Now, next question yes, he’s Jewish so: circumcission?  We had talked lots about it and to be honest, sorry if this comment is inappropriate for this site (feel free to delete it – I’m new here) I have had lovers of both types and Dan is certainly the best for me, although this could well have something to do with the fact that we deeply love and respect each other.  Pleasurable as it is; it’s not casual.  I also think the health argument is a valid one, although many would argue to the contrary.  I have argued this point myself at infinitum in parenting sites.  Yes, there is the identity thing also…  Okay, considering that my son’s grandparents on my side are protestant, on his side (although they passed away) Caatholic father and Jewish mother but my husband was brought up Jewish and that I’m Pagan, well…  In the end, I thought that this argument about lost sensitivity didn’t hold it up for me in my experience.  I accept that Muslims and Jewish people do it because perhaps the climate their ancestors grew in (hot weather, more chances of disease).  I’m all for giving my son whatever freedom he needs in religion terms but I thought this would be good healthwise and also yes, give him that sense of belonging into the ‘Jewish community’.

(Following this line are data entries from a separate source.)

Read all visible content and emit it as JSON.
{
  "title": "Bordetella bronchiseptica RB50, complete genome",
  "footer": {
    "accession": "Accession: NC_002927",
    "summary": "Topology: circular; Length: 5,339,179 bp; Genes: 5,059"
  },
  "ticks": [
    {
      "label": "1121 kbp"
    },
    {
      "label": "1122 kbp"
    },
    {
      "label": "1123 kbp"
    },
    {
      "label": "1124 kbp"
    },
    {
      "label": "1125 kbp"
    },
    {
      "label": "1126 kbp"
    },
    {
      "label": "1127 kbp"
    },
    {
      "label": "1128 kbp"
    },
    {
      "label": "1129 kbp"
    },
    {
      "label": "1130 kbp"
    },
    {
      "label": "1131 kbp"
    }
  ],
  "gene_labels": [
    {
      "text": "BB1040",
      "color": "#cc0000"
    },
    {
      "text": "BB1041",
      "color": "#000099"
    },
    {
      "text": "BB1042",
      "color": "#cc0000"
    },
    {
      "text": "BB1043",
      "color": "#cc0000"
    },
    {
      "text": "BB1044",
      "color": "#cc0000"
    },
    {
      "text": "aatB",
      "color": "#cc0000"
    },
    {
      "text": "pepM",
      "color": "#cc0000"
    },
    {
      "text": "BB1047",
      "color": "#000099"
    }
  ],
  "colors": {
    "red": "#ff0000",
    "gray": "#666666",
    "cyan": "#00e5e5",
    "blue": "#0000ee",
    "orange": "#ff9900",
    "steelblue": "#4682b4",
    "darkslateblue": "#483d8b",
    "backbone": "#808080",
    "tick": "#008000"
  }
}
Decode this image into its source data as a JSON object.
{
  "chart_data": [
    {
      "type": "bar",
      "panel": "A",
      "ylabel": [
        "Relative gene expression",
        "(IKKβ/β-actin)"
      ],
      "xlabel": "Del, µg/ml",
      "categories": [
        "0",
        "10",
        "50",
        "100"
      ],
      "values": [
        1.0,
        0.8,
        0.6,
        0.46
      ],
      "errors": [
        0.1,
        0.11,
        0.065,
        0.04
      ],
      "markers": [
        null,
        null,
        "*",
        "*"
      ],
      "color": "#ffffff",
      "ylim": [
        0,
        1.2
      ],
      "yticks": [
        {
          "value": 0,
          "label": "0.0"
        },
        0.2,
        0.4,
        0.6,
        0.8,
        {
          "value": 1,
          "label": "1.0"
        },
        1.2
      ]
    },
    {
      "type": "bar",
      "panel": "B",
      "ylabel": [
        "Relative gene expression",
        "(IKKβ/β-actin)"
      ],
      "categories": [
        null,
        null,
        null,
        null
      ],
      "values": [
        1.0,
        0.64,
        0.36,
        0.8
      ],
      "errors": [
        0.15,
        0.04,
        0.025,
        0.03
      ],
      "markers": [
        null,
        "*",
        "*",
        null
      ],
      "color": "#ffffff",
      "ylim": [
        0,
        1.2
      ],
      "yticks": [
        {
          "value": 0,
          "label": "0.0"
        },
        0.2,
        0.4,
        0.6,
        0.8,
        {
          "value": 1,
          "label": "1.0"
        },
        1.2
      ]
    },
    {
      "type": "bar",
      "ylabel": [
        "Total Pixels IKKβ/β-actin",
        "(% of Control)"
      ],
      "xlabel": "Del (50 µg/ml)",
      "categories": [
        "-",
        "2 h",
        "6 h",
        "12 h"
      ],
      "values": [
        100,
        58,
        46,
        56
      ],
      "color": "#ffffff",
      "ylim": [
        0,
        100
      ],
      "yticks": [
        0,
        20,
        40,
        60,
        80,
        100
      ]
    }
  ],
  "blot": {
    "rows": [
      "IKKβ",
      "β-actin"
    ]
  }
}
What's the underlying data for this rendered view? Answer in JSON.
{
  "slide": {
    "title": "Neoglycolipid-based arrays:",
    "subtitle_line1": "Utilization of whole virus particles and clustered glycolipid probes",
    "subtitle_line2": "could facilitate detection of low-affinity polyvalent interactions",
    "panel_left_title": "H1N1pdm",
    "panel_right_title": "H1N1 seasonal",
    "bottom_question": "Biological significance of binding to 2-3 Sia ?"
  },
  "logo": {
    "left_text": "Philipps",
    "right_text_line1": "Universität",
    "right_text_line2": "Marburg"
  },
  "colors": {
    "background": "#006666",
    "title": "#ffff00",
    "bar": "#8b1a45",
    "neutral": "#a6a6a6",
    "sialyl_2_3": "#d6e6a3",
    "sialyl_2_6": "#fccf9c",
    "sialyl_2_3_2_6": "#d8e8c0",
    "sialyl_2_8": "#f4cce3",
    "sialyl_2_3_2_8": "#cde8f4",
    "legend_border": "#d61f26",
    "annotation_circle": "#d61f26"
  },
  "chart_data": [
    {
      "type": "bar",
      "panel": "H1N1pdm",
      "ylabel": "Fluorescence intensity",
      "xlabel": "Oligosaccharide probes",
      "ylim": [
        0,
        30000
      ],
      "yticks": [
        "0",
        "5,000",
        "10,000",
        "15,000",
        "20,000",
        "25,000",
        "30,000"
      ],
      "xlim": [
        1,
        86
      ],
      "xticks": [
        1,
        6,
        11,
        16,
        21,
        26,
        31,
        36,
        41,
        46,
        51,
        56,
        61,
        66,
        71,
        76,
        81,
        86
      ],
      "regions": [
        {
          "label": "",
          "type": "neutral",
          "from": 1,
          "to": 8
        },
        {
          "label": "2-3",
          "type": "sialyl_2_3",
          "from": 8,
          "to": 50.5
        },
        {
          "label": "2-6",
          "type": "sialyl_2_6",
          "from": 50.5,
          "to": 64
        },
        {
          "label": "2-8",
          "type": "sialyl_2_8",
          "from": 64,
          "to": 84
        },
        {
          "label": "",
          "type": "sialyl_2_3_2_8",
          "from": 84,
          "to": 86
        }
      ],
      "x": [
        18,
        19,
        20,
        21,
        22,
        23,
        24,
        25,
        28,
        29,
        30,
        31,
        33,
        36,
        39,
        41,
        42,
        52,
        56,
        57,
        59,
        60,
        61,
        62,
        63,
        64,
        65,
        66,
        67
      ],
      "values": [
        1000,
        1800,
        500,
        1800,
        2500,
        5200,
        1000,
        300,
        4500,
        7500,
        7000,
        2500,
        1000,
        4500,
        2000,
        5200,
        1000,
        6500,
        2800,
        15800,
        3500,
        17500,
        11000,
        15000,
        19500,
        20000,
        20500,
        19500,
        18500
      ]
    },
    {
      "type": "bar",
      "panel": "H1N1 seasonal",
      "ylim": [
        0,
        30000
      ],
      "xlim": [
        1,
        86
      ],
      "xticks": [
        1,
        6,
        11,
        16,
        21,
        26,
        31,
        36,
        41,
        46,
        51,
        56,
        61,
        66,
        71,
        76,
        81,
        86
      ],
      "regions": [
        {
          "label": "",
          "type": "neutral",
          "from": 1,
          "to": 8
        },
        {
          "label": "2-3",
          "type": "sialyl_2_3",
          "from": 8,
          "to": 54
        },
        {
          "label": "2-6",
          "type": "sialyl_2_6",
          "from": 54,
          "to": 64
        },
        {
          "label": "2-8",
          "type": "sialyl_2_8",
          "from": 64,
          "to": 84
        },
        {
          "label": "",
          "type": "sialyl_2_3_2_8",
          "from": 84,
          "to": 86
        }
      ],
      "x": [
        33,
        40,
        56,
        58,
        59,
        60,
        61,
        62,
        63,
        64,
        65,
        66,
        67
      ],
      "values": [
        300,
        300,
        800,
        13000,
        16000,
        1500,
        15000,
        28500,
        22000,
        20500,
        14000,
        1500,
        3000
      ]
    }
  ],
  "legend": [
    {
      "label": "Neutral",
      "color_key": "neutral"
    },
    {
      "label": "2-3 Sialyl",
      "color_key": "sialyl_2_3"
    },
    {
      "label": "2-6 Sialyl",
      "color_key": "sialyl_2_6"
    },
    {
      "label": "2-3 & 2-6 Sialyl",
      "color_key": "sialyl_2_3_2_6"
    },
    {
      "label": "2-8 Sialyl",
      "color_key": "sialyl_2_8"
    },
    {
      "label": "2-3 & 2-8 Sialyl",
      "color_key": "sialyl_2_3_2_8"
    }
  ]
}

As I said I’m a bit odd because I have the most DIY religion ever but I’m highly respectful of all.  I’m even close friends with a Catholic priest for instance but I thought this was best for my child.

I know my decision was more medical than religious but I took the belonging/religious thing into consideration a lot too.  My personal feeling from when I was very actively researching this subject is that there are a lot of anti-circumcission feelings out there that seem to me more from the heart than from reason.  I mean no mother wants to put her child through pain, but honestly, my husband was done when he was 8 days and I’d certainly that he hasn’t missed out!

In terms of faith, I hear what all priests say about better one religion than no religion but we will be sure to expose him to as much as we can and try to give reasonable explanations.  Of course, Rowan is only a toddler but we still tell him that there is a higher force… Up to him to decide when he grows up sure but I think some kind of grounding is good and despite my not so commonplace believes, I would like the point of reference to be a major faith for him.  He can decide afterwards, ask questions etc.

June 26, 2010 at 5:38 pm #4773

Virginia May Reynolds

Just to add a tiny note, my family did not object and his aunt was very pleased that we had decided to bring him up in the Jewish faith, if perhaps only as a point of reference, given my take on freedom for the child.

June 26, 2010 at 6:32 pm #4775

Virginia May Reynolds

By the way, my long post was pretty convoluted but I just feel sort of strong about this subject and I decided to go the Jewish way for various reasons, not just to please my husband, although I was glad we agreed… Sorry that the arguments are not presented very well.  I was a little emotional when I wrote about my son…

January 23, 2012 at 6:01 am #6509

Unregistered

I hope you atleast did your research before deciding to do this procedure. You should never decide what is best for your child based on religious preferences. Religion has NOTHING to do with the life of your child, and to risk his life on something from YOUR beliefs is selfish and foolish. I wish you had the opposite change of heart as I and so many others have, that circumcision is wrong and an unnecessary procedure, with no benefits or moral grounds. It is heartbreaking to me that I actually let people talk me into circumcising my first son, but I know when my second son is born, I am much wiser and cannot be swayed on such a sensitive topic. Read literature, talk to friends, and please consider YOUR SON’S preferences before your own. I know your child is probably in middle school, but I hope other people realize what an ignorant thing it is to believe that this particular tradition needs to soon die.